07 septembre 2005
Gregory Djerejian est excédé par l'incompétence de l'administration américaine :
Yes, of course, this was an unprecedented calamity and there is inevitably chaos and disorganization in such situations that result. But the crossed signals, the abject lack of coordination among the local, state and federal authorities--or even just at the federal level itself--they were simply too numberous and worrisome to discount. Remember, we are all living in a brave post 9/11 world. The goverment is supposed to have prepped for such disasters (albeit more terrorist inflicted than by the force of God), for four long years. So, for example, they're surprised that the New Orleans police force simply largely disintegrated? Well, from an administration that didn't even game-plan the prospects of an Iraqi insurgency, I guess that's not surprising. But when a perfect Category 5 (remember, meteorologists though a 5 was going to score a direct hit, the situation might have been even worse!) storm is heading like a bulls-eye to the chronically corrupt and poorly governed Big Easy, is it too much to ask from our supposed best and brightest that they ask: what if the levees break? what if floodwaters render streets uninhabitable? what if looting breaks out? what if mayhem results? disease spreads? cops abandon their beats? I don't feel these questions were seriously analyzed, not by a long shot, by men of Chernoff's caliber who should have.Je n'aurais pas pensé que Gregory, qui a voté pour Bush en 2004, puisse se laisser aller à ce genre d'anti-américanisme réflexif. A croire que la "bien-pensance" est contagieuse.

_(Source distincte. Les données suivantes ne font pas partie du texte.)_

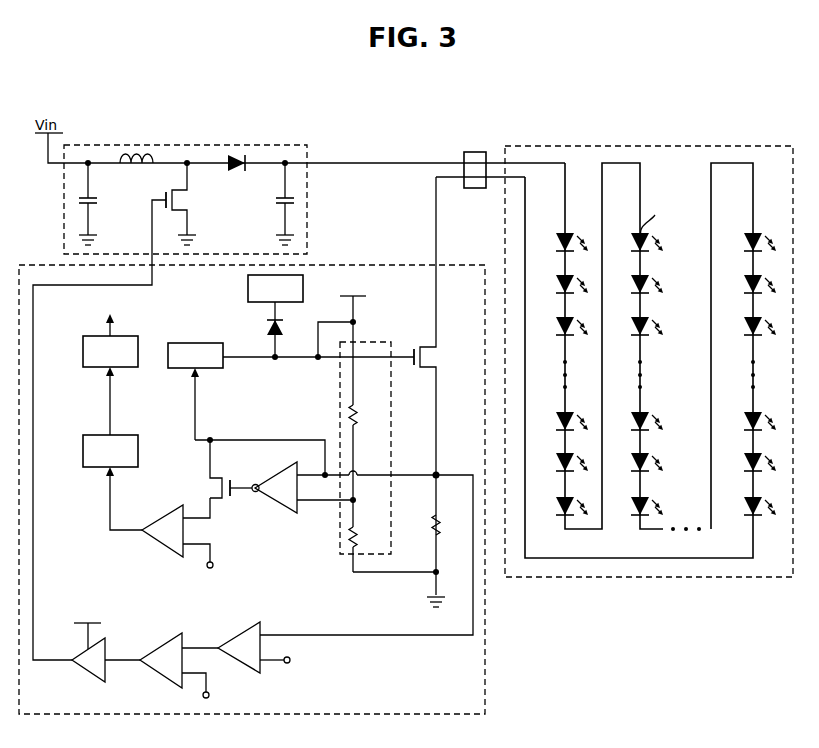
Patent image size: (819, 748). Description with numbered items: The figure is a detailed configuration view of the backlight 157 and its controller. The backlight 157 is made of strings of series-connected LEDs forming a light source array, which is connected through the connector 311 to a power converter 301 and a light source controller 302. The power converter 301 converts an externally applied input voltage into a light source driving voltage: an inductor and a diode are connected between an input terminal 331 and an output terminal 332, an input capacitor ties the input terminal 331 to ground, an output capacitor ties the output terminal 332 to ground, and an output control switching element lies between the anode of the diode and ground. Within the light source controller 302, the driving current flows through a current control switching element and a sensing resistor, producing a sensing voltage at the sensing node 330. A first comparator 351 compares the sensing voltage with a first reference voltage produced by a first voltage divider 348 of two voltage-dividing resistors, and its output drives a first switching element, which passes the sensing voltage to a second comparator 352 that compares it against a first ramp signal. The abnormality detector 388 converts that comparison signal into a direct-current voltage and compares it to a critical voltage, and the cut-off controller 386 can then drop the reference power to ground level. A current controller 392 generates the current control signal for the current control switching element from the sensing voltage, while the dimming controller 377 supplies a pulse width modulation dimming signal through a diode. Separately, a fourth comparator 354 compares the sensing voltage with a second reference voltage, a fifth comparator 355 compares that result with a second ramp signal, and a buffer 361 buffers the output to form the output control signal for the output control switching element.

The backlight 157 is at (650, 146).
The power converter 301 is at (186, 145).
The light source controller 302 is at (375, 265).
The connector 311 is at (474, 152).
The sensing node 330 is at (439, 473).
The input terminal 331 is at (88, 160).
The output terminal 332 is at (285, 160).
The first voltage divider 348 is at (340, 398).
The first comparator 351 is at (282, 509).
The second comparator 352 is at (164, 549).
The fourth comparator 354 is at (250, 624).
The fifth comparator 355 is at (160, 638).
The buffer 361 is at (84, 671).
The dimming controller 377 is at (248, 289).
The cut-off controller 386 is at (93, 367).
The abnormality detector 388 is at (93, 467).
The current controller 392 is at (194, 343).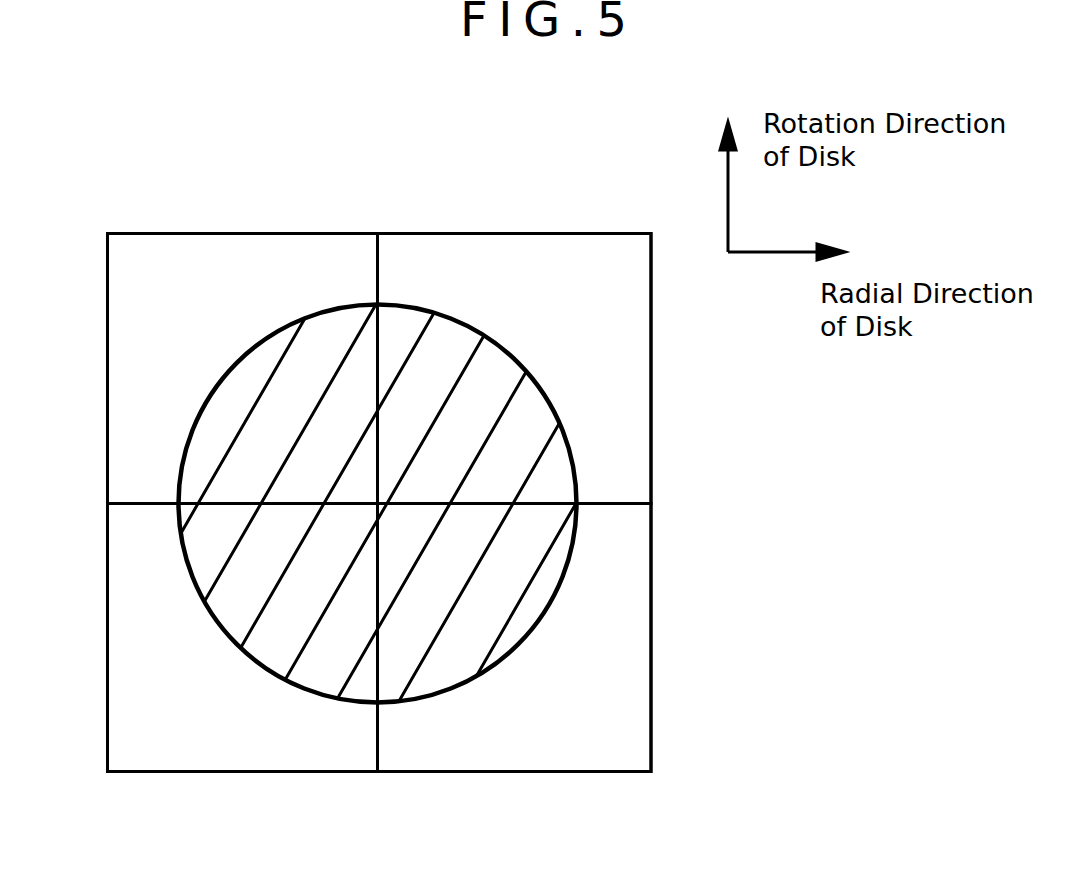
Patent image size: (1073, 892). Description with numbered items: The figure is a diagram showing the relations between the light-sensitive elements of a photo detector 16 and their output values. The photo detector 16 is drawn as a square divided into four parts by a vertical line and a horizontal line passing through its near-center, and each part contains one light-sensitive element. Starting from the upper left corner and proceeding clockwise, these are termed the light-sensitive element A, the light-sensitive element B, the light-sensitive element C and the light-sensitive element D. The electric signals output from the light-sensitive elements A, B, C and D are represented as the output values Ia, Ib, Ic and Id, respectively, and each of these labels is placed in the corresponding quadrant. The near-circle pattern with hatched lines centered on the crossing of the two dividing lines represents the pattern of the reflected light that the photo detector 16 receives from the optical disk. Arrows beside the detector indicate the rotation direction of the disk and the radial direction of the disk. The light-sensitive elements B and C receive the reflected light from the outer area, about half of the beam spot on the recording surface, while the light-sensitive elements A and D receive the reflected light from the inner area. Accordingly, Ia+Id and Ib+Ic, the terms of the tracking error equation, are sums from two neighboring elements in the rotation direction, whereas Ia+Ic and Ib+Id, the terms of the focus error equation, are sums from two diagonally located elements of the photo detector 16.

The photo detector 16 is at (651, 472).
The light-sensitive element A is at (200, 258).
The light-sensitive element B is at (467, 260).
The light-sensitive element C is at (473, 757).
The light-sensitive element D is at (215, 757).
The output value Ia is at (240, 400).
The output value Ib is at (498, 392).
The output value Ic is at (525, 622).
The output value Id is at (212, 563).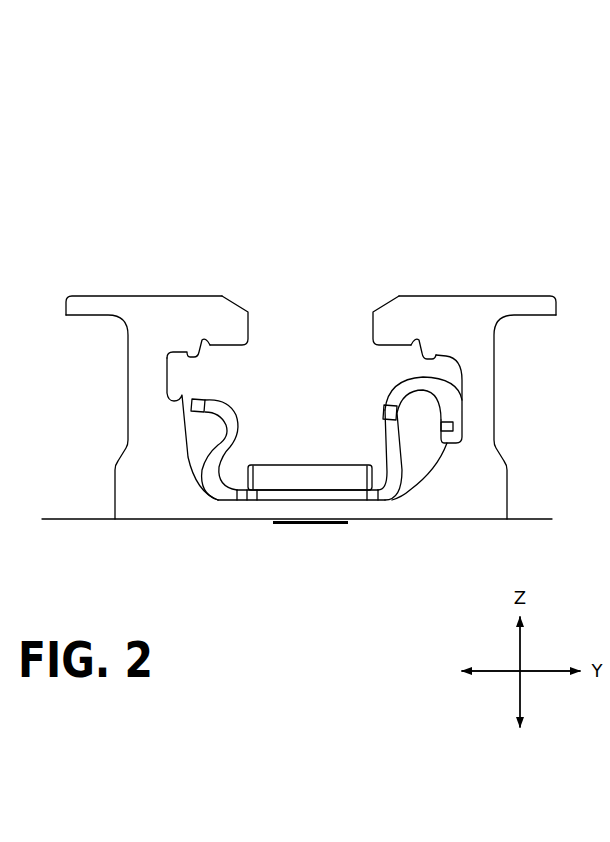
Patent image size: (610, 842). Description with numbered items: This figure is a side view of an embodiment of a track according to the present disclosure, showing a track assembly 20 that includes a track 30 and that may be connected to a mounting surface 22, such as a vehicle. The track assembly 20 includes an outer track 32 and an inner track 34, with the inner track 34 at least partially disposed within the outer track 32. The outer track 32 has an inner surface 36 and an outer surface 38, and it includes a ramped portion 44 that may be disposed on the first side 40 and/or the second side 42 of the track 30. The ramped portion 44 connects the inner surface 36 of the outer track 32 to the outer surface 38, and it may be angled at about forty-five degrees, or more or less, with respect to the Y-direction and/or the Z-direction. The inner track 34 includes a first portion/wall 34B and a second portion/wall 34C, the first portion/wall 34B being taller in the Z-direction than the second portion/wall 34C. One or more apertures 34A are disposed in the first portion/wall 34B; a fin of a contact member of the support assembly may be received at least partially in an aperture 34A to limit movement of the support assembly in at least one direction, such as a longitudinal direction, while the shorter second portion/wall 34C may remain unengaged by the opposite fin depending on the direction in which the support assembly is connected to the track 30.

The track assembly 20 is at (277, 133).
The mounting surface 22 is at (522, 517).
The track 30 is at (473, 212).
The outer track 32 is at (478, 386).
The inner track 34 is at (270, 493).
The aperture 34A is at (418, 362).
The first portion/wall 34B is at (392, 423).
The second portion/wall 34C is at (217, 450).
The inner surface 36 is at (216, 355).
The outer surface 38 is at (180, 290).
The first side 40 is at (566, 307).
The second side 42 is at (72, 340).
The ramped portion 44 is at (240, 300).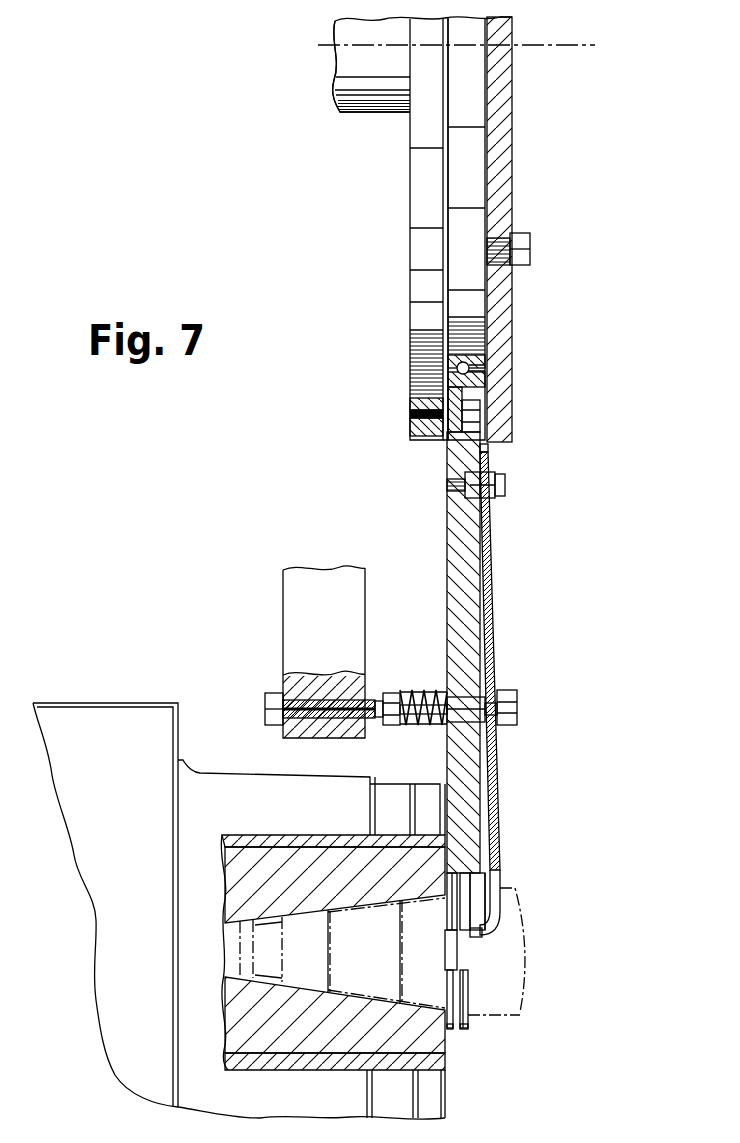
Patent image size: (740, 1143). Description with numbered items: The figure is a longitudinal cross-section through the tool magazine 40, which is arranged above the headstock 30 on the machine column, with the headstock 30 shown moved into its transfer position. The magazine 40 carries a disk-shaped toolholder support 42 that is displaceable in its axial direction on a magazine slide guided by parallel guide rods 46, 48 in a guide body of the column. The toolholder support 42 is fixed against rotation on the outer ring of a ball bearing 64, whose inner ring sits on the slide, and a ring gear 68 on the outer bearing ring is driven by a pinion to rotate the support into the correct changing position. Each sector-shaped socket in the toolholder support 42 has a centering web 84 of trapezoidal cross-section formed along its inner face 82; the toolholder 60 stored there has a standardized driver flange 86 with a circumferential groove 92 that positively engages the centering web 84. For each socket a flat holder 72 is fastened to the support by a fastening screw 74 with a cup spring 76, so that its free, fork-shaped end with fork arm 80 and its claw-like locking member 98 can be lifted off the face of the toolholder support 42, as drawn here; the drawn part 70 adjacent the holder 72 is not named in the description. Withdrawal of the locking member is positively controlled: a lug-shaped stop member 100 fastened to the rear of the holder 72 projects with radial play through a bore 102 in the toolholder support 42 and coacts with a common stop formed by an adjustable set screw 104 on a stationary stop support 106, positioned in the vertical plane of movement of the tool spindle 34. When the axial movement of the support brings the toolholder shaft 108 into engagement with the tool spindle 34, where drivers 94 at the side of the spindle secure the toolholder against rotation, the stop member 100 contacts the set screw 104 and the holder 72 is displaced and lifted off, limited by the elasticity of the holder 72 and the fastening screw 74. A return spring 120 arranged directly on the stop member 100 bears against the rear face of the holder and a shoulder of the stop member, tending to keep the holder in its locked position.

The headstock 30 is at (133, 690).
The tool spindle 34 is at (435, 845).
The magazine 40 is at (548, 310).
The toolholder support 42 is at (452, 526).
The guide rod 46 is at (355, 90).
The guide rod 48 is at (371, 66).
The toolholder 60 is at (522, 1026).
The ball bearing 64 is at (478, 368).
The ring gear 68 is at (418, 443).
The leaf spring 70 is at (505, 640).
The holder 72 is at (495, 770).
The fastening screw 74 is at (497, 478).
The cup spring 76 is at (492, 502).
The fork arm 80 is at (498, 898).
The inner face 82 is at (470, 884).
The centering web 84 is at (482, 930).
The driver flange 86 is at (468, 1030).
The circumferential groove 92 is at (452, 1030).
The driver 94 is at (452, 957).
The locking member 98 is at (480, 936).
The stop member 100 is at (408, 690).
The bore 102 is at (440, 722).
The set screw 104 is at (328, 724).
The stop support 106 is at (300, 614).
The toolholder shaft 108 is at (383, 960).
The return spring 120 is at (427, 692).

[...] As for FEMA, its response too often evoked disarray. 'Heck of a job' my ass. And so the President seemed removed, especially during the first days, from the reality of the full scale of the disaster (put down that guitar POTUS, and show some dignity in the face of such abject human tragedy!). Tone deaf, and it will take much Roveian and Bartlettian boulot indeed to get back ahead of message on this one (this problem of tone was compounded with his cheap frat-like jocularisms about Trent Lott's porch as well as Barb's Marie Antionette moment, as Sully put it well). As David Brooks has said, people are mad as hell and don't want to take it anymore. They want professionalism and rigor. They want accountability and seriousness. Above all else, they want competence, especially in ensuring basic security in their very own nation (or Iraq, for that matter). It doesn't get more basic than that, folks.